Pour Modibo Diop, la rapidité d'exécution de la compagnie italienne constitue un atout indéniable dans le paysage énergétique africain. « Eni est une grande compagnie, elle va très vite. On a vu ce qu'elle a fait en Côte d'Ivoire avec les gisements Calao et Baleine, exploités en moins de trois ans, alors qu'il nous a fallu presque dix ans pour développer la Grande Tortue Ahmeyim (GTA) », a-t-il souligné.
Toutefois, l'ingénieur formule des réserves sur la séquence contractuelle adoptée par le ministère de l'Énergie pour ce contrat d'exploration, destiné à quantifier les réserves exactes de pétrole et de gaz contenues dans les cinq blocs ciblés.
Selon le PCA de Source Équip, l'approche optimale aurait consisté à autofinancer l'évaluation préalable des données sismiques via un cabinet de service indépendant. Cette démarche aurait permis à l'État de détenir la pleine propriété de ses données d'évaluation avant de négocier les futurs contrats d'exploitation ou de partage de production.

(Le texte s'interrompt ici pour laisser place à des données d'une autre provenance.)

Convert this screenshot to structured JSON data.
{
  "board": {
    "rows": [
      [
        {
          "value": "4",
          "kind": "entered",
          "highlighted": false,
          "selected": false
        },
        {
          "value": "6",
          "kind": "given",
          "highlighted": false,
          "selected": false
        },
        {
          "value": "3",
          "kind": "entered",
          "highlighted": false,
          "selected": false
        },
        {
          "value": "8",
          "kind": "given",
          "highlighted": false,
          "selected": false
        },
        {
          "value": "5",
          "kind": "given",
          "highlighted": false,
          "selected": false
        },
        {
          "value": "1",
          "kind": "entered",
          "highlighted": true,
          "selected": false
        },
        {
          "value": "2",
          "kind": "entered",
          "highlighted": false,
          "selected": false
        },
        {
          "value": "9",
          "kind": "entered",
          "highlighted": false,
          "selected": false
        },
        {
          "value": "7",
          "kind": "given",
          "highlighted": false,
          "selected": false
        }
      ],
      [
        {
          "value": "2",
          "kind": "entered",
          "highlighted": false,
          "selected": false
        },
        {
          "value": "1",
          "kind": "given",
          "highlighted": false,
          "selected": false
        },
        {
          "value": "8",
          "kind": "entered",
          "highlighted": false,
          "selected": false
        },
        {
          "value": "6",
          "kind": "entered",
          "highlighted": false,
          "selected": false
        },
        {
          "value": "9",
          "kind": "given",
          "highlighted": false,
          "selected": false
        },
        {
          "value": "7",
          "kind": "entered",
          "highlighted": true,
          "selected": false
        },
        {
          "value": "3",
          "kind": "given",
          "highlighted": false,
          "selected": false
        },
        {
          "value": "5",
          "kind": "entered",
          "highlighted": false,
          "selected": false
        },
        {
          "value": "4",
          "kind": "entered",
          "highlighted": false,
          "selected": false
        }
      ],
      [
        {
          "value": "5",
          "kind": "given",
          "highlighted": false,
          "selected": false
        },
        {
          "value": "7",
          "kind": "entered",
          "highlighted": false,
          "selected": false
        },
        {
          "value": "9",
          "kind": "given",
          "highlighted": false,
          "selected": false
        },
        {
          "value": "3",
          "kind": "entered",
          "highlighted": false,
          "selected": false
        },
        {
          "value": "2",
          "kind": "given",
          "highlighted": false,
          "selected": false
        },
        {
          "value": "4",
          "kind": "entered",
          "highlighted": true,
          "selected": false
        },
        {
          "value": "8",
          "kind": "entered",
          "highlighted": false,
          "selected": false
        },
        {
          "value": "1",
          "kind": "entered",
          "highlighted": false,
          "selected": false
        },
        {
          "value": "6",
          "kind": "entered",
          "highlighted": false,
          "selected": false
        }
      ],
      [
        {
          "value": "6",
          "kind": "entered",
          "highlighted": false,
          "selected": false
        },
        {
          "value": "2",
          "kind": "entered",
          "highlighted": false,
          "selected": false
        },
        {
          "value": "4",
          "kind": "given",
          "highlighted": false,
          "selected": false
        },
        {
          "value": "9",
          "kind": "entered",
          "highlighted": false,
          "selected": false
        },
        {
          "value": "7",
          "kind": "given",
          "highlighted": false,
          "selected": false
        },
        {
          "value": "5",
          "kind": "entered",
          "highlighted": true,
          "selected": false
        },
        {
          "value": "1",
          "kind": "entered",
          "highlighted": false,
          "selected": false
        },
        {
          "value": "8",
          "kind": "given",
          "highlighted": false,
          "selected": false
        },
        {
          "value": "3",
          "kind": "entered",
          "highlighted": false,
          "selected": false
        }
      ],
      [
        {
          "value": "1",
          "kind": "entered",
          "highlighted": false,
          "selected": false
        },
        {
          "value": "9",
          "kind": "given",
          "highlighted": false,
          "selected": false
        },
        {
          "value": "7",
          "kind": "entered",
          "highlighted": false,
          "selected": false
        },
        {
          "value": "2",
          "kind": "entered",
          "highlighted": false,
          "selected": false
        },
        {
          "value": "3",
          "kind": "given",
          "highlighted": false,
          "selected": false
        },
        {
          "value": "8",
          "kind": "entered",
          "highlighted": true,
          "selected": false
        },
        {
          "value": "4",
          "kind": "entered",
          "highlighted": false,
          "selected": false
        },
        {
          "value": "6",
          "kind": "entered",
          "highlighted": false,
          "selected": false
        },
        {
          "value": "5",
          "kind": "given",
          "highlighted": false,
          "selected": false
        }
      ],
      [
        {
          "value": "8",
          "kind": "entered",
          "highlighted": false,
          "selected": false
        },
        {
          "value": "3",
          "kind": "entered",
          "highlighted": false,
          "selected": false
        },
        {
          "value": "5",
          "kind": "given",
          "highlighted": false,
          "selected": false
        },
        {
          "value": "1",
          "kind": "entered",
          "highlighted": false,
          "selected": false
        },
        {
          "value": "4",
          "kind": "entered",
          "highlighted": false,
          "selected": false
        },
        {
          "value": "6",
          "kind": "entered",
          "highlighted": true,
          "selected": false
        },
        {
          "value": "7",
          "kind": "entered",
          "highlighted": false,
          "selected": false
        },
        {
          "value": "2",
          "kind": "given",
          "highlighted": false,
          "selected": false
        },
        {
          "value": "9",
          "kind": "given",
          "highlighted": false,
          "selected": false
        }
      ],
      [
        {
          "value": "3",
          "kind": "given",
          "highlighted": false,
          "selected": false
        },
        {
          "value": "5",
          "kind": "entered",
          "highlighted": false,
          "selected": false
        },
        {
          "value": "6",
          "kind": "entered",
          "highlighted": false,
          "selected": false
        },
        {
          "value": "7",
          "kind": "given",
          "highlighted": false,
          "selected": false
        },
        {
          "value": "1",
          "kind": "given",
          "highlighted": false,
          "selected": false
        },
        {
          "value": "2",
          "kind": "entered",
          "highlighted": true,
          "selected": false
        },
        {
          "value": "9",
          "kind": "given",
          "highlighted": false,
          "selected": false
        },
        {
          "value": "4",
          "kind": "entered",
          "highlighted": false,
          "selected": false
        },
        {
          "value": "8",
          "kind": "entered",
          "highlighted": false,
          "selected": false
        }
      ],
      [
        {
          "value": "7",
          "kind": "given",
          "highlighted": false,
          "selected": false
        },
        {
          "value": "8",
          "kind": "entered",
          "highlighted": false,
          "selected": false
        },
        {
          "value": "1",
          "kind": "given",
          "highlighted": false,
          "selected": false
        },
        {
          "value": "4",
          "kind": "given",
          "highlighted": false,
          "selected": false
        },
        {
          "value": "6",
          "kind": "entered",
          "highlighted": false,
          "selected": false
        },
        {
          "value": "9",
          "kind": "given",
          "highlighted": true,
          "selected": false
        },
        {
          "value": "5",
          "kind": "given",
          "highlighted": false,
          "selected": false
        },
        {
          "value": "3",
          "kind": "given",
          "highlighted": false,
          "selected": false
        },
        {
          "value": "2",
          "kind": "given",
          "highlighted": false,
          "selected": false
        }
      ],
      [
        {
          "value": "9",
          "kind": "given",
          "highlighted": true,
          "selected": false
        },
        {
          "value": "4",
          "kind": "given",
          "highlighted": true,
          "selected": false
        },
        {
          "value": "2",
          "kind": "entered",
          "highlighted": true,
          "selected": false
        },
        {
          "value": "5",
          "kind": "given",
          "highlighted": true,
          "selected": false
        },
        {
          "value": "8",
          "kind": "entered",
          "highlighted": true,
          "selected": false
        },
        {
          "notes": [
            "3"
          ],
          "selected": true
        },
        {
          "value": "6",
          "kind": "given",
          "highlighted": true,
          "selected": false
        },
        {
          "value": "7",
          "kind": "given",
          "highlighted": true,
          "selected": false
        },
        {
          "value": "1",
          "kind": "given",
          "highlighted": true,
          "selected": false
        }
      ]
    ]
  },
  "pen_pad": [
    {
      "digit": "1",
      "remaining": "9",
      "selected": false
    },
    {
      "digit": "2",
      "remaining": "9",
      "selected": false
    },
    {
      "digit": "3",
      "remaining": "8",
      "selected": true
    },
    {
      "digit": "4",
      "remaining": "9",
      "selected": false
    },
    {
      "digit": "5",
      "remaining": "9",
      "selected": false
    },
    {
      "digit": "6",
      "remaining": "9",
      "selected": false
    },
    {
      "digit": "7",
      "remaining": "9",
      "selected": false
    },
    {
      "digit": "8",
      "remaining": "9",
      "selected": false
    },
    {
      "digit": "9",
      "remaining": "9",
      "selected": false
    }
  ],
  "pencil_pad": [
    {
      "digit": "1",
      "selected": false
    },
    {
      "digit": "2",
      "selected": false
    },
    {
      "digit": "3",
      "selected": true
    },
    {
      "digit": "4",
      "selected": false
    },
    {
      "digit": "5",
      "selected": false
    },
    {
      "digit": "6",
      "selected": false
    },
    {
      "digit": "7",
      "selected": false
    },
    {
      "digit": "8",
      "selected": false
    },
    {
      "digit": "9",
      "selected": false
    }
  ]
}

« Si j'avais été ministre de l'Énergie, j'aurais signé un contrat de service avec un cabinet indépendant payé par l'État pour connaître exactement notre potentiel. Une fois les données en main, je serais allé démarcher Eni ou d'autres producteurs en position de force », explique-t-il, tout en concédant que des contraintes financières ou le contexte politico-économique actuel ont pu dicter le choix du gouvernement.